Don't be a Consumer in your Own Life
C.S. Lewis on how we can receive our time as a gift to be enjoyed & stewarded
Photo by Murray Campbell on Unsplash
Our consumerist culture has trained us to see everything in our lives as objects for us to crave, use, and discard. Much recent focus has been given to the damage done to the church and family by this consumerist appetite. Today I’m thinking about the problems that arise when we see our lives and times as consumers.
In Out of the Silent Planet, C.S. Lewis imagines a world that, though it experiences death and the passage of time, has not had been wholly muddied by the effects of sin.
At one point the protagonist, Ransom, has a conversation with a Hrossa, an inhabitant of Malacandra (Mars), on the difference between how Malacandrians experience the passage of time in contrast to humans’ experience. If you’re unfamiliar with the novel, Hman is their word for man, and the seroni are essentially the local alien intelligentsia. This is the Hrossa speaking:
A pleasure is full grown only when it is remembered. You are speaking, Hman, as if the pleasure were one thing and the memory another. It is all one thing. The seroni could say it better than I say it now. Not better than I could say it in a poem. What you call remembering is the last part of the pleasure, as the crah is the last part of a poem. When you and I met, the meeting was over very shortly, it was nothing. Now it is growing something as we remember it. But still we know very little about it. What it will be when I remember it as I lie down to die, what it makes in me all my days till then—that is the real meeting. The other is only the beginning of it. You say you have poets in your world. Do they not teach you this?

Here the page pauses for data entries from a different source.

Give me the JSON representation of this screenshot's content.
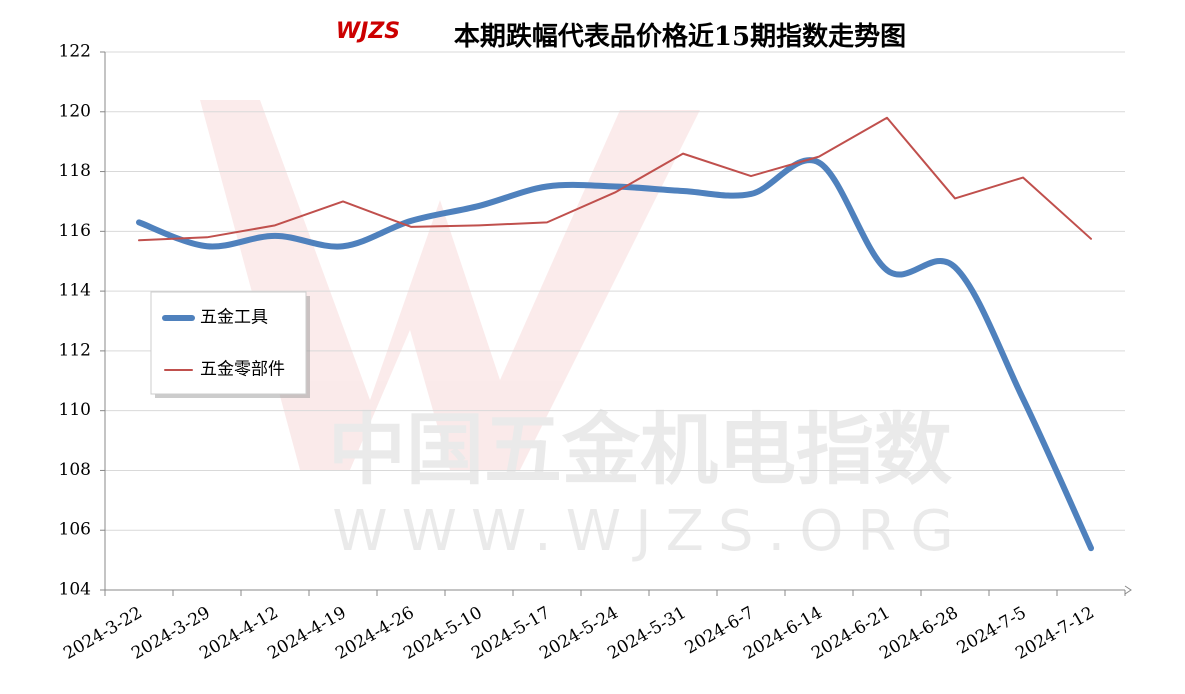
{
  "chart_data": {
    "type": "line",
    "title": "本期跌幅代表品价格近15期指数走势图",
    "logo": "WJZS",
    "watermark": [
      "中国五金机电指数",
      "WWW.WJZS.ORG"
    ],
    "categories": [
      "2024-3-22",
      "2024-3-29",
      "2024-4-12",
      "2024-4-19",
      "2024-4-26",
      "2024-5-10",
      "2024-5-17",
      "2024-5-24",
      "2024-5-31",
      "2024-6-7",
      "2024-6-14",
      "2024-6-21",
      "2024-6-28",
      "2024-7-5",
      "2024-7-12"
    ],
    "series": [
      {
        "name": "五金工具",
        "color": "#4f81bd",
        "width": 6,
        "smooth": true,
        "values": [
          116.3,
          115.5,
          115.85,
          115.5,
          116.35,
          116.85,
          117.5,
          117.5,
          117.35,
          117.25,
          118.3,
          114.7,
          114.8,
          110.4,
          105.4
        ]
      },
      {
        "name": "五金零部件",
        "color": "#c0504d",
        "width": 2,
        "smooth": false,
        "values": [
          115.7,
          115.8,
          116.2,
          117.0,
          116.15,
          116.2,
          116.3,
          117.3,
          118.6,
          117.85,
          118.5,
          119.8,
          117.1,
          117.8,
          115.75
        ]
      }
    ],
    "ylim": [
      104,
      122
    ],
    "yticks": [
      104,
      106,
      108,
      110,
      112,
      114,
      116,
      118,
      120,
      122
    ],
    "grid": true,
    "legend": "left"
  }
}
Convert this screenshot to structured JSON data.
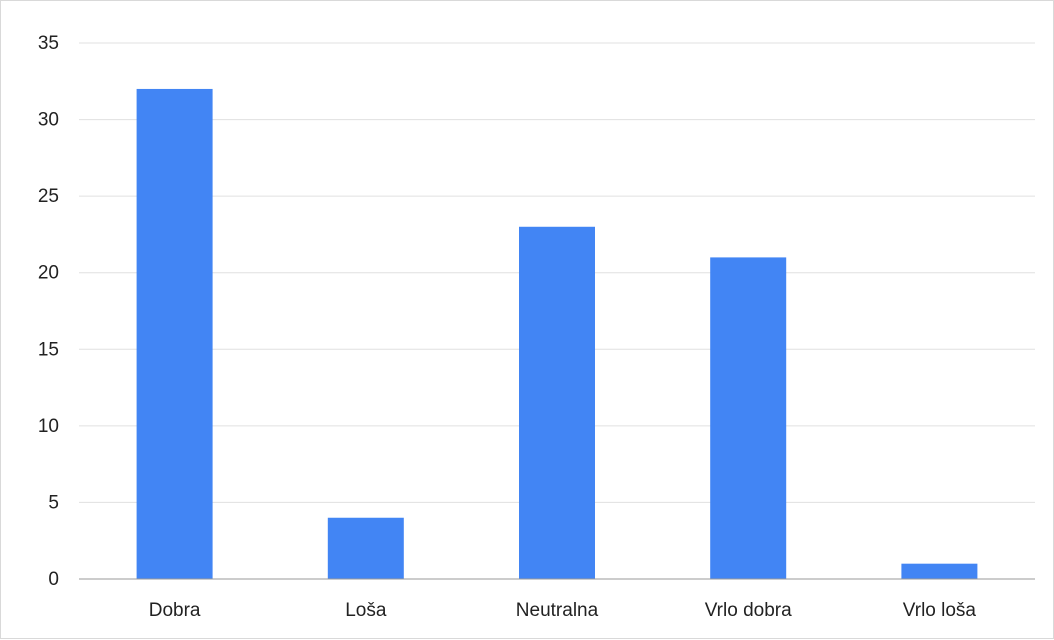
{
  "chart_data": {
    "type": "bar",
    "title": "",
    "xlabel": "",
    "ylabel": "",
    "categories": [
      "Dobra",
      "Loša",
      "Neutralna",
      "Vrlo dobra",
      "Vrlo loša"
    ],
    "values": [
      32,
      4,
      23,
      21,
      1
    ],
    "ylim": [
      0,
      35
    ],
    "yticks": [
      0,
      5,
      10,
      15,
      20,
      25,
      30,
      35
    ],
    "grid": true,
    "legend": "none",
    "colors": {
      "bar": "#4285f4",
      "grid": "#e0e0e0",
      "axis": "#999999",
      "text": "#222222"
    }
  }
}
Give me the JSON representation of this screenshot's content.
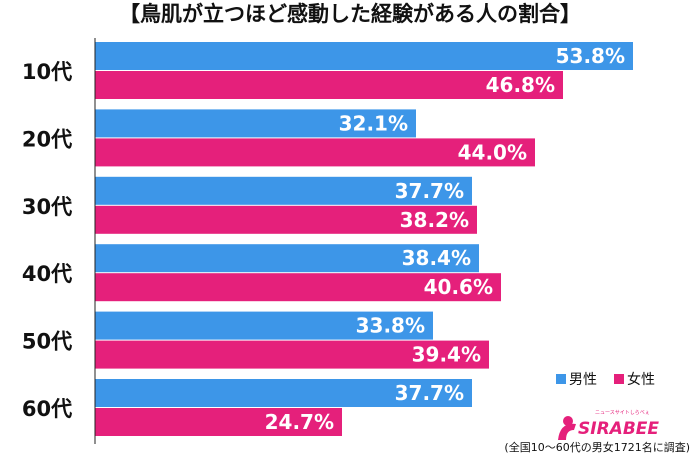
{
  "chart_data": {
    "type": "bar",
    "orientation": "horizontal",
    "title": "【鳥肌が立つほど感動した経験がある人の割合】",
    "categories": [
      "10代",
      "20代",
      "30代",
      "40代",
      "50代",
      "60代"
    ],
    "series": [
      {
        "name": "男性",
        "color": "#3d96e8",
        "values": [
          53.8,
          32.1,
          37.7,
          38.4,
          33.8,
          37.7
        ]
      },
      {
        "name": "女性",
        "color": "#e5207b",
        "values": [
          46.8,
          44.0,
          38.2,
          40.6,
          39.4,
          24.7
        ]
      }
    ],
    "value_suffix": "%",
    "xlim": [
      0,
      58
    ],
    "grid": false,
    "legend_position": "bottom-right",
    "note": "(全国10〜60代の男女1721名に調査)"
  },
  "logo": {
    "text": "SIRABEE",
    "tagline": "ニュースサイトしらべぇ"
  }
}
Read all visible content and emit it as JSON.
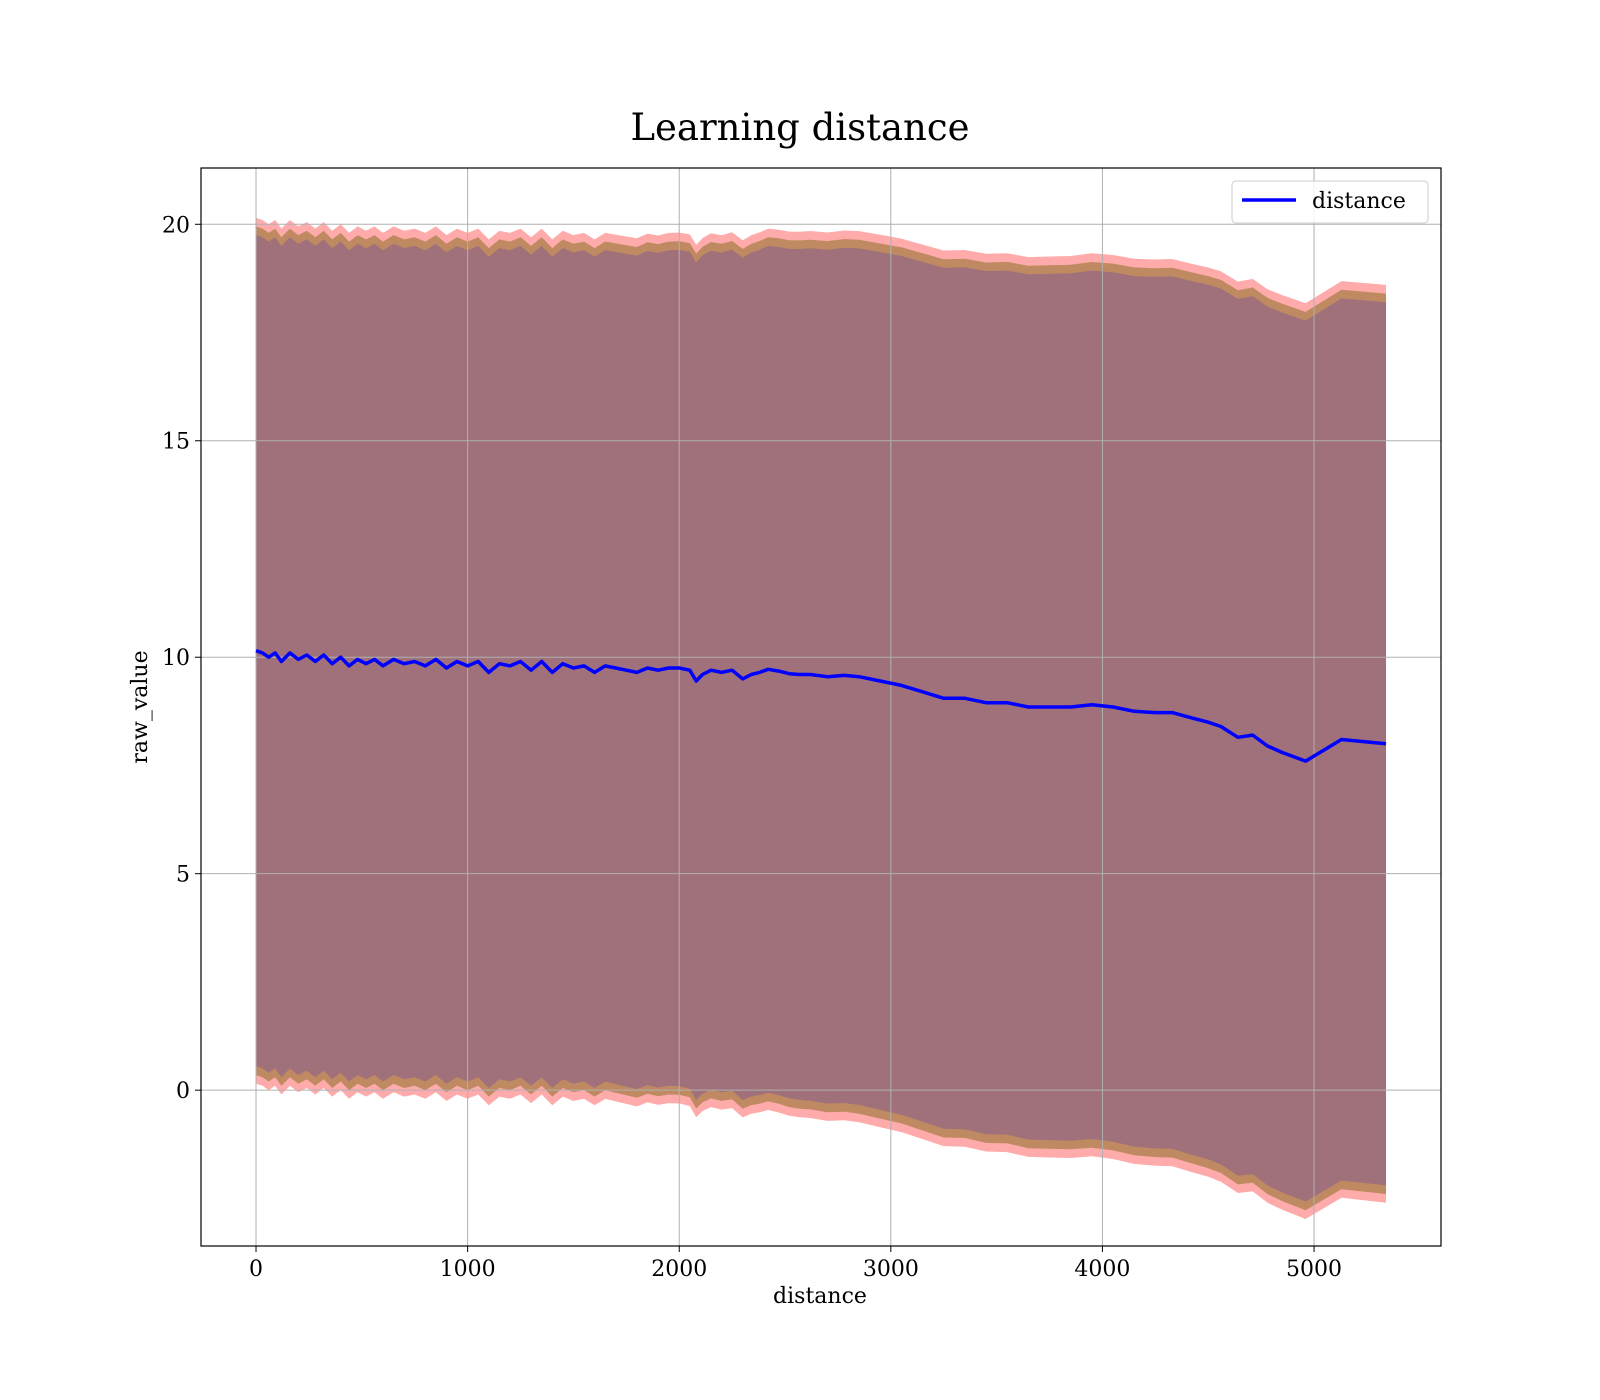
{
  "chart_data": {
    "type": "line",
    "title": "Learning distance",
    "xlabel": "distance",
    "ylabel": "raw_value",
    "xlim": [
      -260,
      5600
    ],
    "ylim": [
      -3.6,
      21.3
    ],
    "xticks": [
      0,
      1000,
      2000,
      3000,
      4000,
      5000
    ],
    "yticks": [
      0,
      5,
      10,
      15,
      20
    ],
    "grid": true,
    "legend": {
      "placement": "top-right",
      "entries": [
        "distance"
      ]
    },
    "colors": {
      "line": "#0000ff",
      "band_outer": "#ff6666",
      "band_mid": "#b8865a",
      "band_inner": "#a0717a"
    },
    "series": [
      {
        "name": "distance",
        "x": [
          0,
          30,
          60,
          90,
          120,
          160,
          200,
          240,
          280,
          320,
          360,
          400,
          440,
          480,
          520,
          560,
          600,
          650,
          700,
          750,
          800,
          850,
          900,
          950,
          1000,
          1050,
          1100,
          1150,
          1200,
          1250,
          1300,
          1350,
          1400,
          1450,
          1500,
          1550,
          1600,
          1650,
          1700,
          1750,
          1800,
          1850,
          1900,
          1950,
          2000,
          2050,
          2080,
          2110,
          2150,
          2200,
          2250,
          2300,
          2340,
          2380,
          2420,
          2470,
          2520,
          2570,
          2620,
          2700,
          2780,
          2850,
          2950,
          3050,
          3150,
          3250,
          3350,
          3450,
          3550,
          3650,
          3750,
          3850,
          3950,
          4050,
          4150,
          4250,
          4330,
          4420,
          4500,
          4560,
          4640,
          4710,
          4780,
          4850,
          4960,
          5130,
          5340
        ],
        "y": [
          10.15,
          10.1,
          10.0,
          10.1,
          9.9,
          10.1,
          9.95,
          10.05,
          9.9,
          10.05,
          9.85,
          10.0,
          9.8,
          9.95,
          9.85,
          9.95,
          9.8,
          9.95,
          9.85,
          9.9,
          9.8,
          9.95,
          9.75,
          9.9,
          9.8,
          9.9,
          9.65,
          9.85,
          9.8,
          9.9,
          9.7,
          9.9,
          9.65,
          9.85,
          9.75,
          9.8,
          9.65,
          9.8,
          9.75,
          9.7,
          9.65,
          9.75,
          9.7,
          9.75,
          9.75,
          9.7,
          9.45,
          9.6,
          9.7,
          9.65,
          9.7,
          9.5,
          9.6,
          9.65,
          9.72,
          9.68,
          9.62,
          9.6,
          9.6,
          9.55,
          9.58,
          9.55,
          9.45,
          9.35,
          9.2,
          9.05,
          9.05,
          8.95,
          8.95,
          8.85,
          8.85,
          8.85,
          8.9,
          8.85,
          8.75,
          8.72,
          8.72,
          8.6,
          8.5,
          8.4,
          8.15,
          8.2,
          7.95,
          7.8,
          7.6,
          8.1,
          8.0
        ]
      }
    ],
    "bands": {
      "outer_half_width": 10.0,
      "mid_half_width": 9.8,
      "inner_half_width": 9.6,
      "widening": [
        0,
        0,
        0,
        0,
        0.1,
        0.3,
        0.45,
        0.6
      ]
    }
  }
}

“Perhaps some of them do,” said Ransom, “But even in a poem does a hross never long to hear one splendid line over again?”
….[The hrossa] continued, “the poem is a good example. For the most splendid line becomes fully splendid only by means of all the lines after it; if you went back to it you would find it less splendid than you thought. You would kill it.”
In a poem, every line has its place and purpose. The sequence of events matters, and each line builds on the last. In the same way, our present experiences echo past themes, and flow into the future. To wish for another time is to kill the poem.
Our instinct as fallen creatures living within time is to be constantly longing to go back to an earlier line of the poem, or to be wishing we could experience a future line.
Much is lost when you see your life primarily in terms of good things lost, or future goods withheld. You are unable to see your life in terms of good seasons, one unfolding into the next, each one holding the pleasures and pains of gifts, hardships, and obstacles to overcome. You lose the gift of memory, your ability to remember and savor earlier lines of the poem.
You lose your ability to grieve your mistakes in a healthy manner without falling into crippling regret. To convert your failures into wisdom that can guide your future actions and be shared with your community.
He has made everything beautiful in its time. Also He has put eternity in their hearts, except that no one can find out the work that God does from beginning to end. –Ecclesiastes 3:11
Our lives are not given to us for our own consumption. Enjoyment, yes, but something much more. The time we’ve been given here is too short to allow any realistic sense of entitlement. Nothing is owed to us, everything given.
I know that nothing is better for them than to rejoice, and to do good in their lives, and also that every man should eat and drink and enjoy the good of all his labor—it is the gift of God. –Ecclesiastes 3:12
God’s intention is that we will enjoy the fruit of our labor, and not spend our lives in futility, even though there is nothing in this life you can grasp or hold onto, least of all the big picture.
We long for past and future lines because we cannot see the goodness of the whole poem at once. We don’t see the good in the present moment because we have placed all our legitimacy on what we had in a different moment. We worshiped the God who gave us x. Now that x is gone, we don’t know how to locate ourselves in relation to God. Who is God to us now that he is no longer the giver of that particular good?
As creatures, we are unable to see the big picture; all we can see are bits and pieces. Some of those bits are are a glimpse of the tight, colorful pattern on the front of the tapestry. Some of the bits are the loose, tangled knots on the backside, where Jesus suffered with us in moments whose larger meaning we can’t comprehend. When viewed in the light of the resurrection, we will see how everything fits together: how all the sad and nonsensical pieces of our lives were held together with the beautiful pieces, and all subsumed into the larger whole.
We are not given the grand narrative of our lives, other than a few marching orders: do justice, walk humbly with our God, go and disciple all nations, love one another. We don’t know why this or that thing happened, or how it will all work together in the end. Our place is to enjoy the poem as we are able, refusing to fixate on past or future lines.
What allows us to fully embrace the present moment—the current line of our poem—even with all its anxieties and frustrations, is knowing that God has the big picture, and that he is pulling all the threads together into a beautiful masterpiece.